Eigentlich sollte der Liedermacher Wolf Biermann zur Gedenkstunde zum Mauerfall nur singen. Doch dann geriet sein Auftritt zur Abrechnung mit der Linkspartei.
Eigentlich war Biermann nur gekommen, um auf Einladung des Bundestagspräsidenten Norbert Lammert (CDU) zu singen. Doch dann holte er zum Rundumschlag gegen die von ihm verhasste Linke aus. Die Partei sei «der elende Rest dessen, was zum Glück überwunden ist», sagte der Musiker am Freitag und mutmasste, der «Ironiker» Lammert habe ihn doch wohl deshalb eingeladen, um der Linkspartei ein paar Ohrfeigen zu verpassen.
«Ihr seid dazu verurteilt, das hier zu ertragen»
Lammerts Versuch, ihm das Wort abzuschneiden, konterte Biermann schlagfertig: «Das Reden habe ich mir in der DDR nicht abgewöhnt und werde das hier schon gar nicht tun.» Sprachs, und sprach weiter in Richtung der Linken: «Ihr seid dazu verurteilt, das hier zu ertragen. Ich gönne es euch.» Es sei «Strafe genug» für die Linken, «dass sie hier sitzen müssen und sich das anhören müssen».
Als die Linksfraktion konterte, sie sei gewählt worden, gab der Liedermacher zurück, die Wahl sei doch «kein Gottesurteil», die Linke sei in Wahrheit «reaktionär». Erst nach einem minutenlangen Wortduell trug der Musiker schliesslich sein Lied «Ermutigung» vor, das früher besonders bei Oppositionellen in der damaligen DDR beliebt war.
KOMMENTAR:
Demut war Biermann stets wesensfremd. Der Bundestagspräsident hätte somit wissen müssen, dass Biermann seinen Auftritt nutzen wird, den Frust der Vergangenheit los zu werden.

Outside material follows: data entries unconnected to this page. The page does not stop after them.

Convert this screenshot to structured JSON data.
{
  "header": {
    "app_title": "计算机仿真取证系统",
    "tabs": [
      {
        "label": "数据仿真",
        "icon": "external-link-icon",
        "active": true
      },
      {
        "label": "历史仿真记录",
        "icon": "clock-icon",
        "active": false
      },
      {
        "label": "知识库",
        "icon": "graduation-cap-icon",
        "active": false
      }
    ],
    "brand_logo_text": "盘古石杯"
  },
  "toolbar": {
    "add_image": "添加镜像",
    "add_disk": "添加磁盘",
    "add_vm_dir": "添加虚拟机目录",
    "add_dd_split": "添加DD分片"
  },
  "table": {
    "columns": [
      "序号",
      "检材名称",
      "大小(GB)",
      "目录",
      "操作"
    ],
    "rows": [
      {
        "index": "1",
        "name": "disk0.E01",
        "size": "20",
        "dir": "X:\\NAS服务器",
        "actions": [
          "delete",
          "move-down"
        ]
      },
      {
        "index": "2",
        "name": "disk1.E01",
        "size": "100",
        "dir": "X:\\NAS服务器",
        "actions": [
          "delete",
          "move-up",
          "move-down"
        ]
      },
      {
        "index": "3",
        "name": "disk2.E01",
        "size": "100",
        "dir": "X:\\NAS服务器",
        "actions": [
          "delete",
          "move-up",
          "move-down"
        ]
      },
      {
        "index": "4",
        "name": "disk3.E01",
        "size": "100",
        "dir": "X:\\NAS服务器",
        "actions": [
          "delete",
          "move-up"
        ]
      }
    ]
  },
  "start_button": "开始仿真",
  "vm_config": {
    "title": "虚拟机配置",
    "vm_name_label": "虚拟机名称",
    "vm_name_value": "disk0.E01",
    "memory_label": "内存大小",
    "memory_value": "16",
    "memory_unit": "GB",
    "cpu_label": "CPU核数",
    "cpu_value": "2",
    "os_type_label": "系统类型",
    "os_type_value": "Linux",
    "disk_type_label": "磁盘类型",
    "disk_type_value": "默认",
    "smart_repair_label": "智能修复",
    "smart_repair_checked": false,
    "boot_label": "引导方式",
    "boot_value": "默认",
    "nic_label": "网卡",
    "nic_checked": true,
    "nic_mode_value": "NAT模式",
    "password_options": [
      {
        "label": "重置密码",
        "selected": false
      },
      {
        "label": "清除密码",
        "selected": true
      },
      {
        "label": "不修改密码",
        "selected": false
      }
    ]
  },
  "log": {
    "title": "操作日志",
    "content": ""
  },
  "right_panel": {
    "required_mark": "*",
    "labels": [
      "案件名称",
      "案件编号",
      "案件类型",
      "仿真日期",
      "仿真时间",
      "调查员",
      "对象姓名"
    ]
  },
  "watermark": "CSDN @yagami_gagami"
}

Die Süddeutsche Zeitung beschreibt Biermanns Situation wie folgt:
Der vielversprechende 16-jährige Kommunist Wolf Biermann wurde 1953, kurz vor dem Arbeiteraufstand vom 17. Juni, in die DDR geholt, wo ihm eine glänzende Laufbahn offenstand. Sein Vater Dagobert Biermann hatte im Hamburger Hafen kriegswichtige Lieferungen sabotiert und war deshalb in Auschwitz ermordet worden, der Sohn sollte das neue, antifaschistische Deutschland aufbauen helfen, das es für ein Arbeiterkind wie ihn nur in der DDR geben konnte.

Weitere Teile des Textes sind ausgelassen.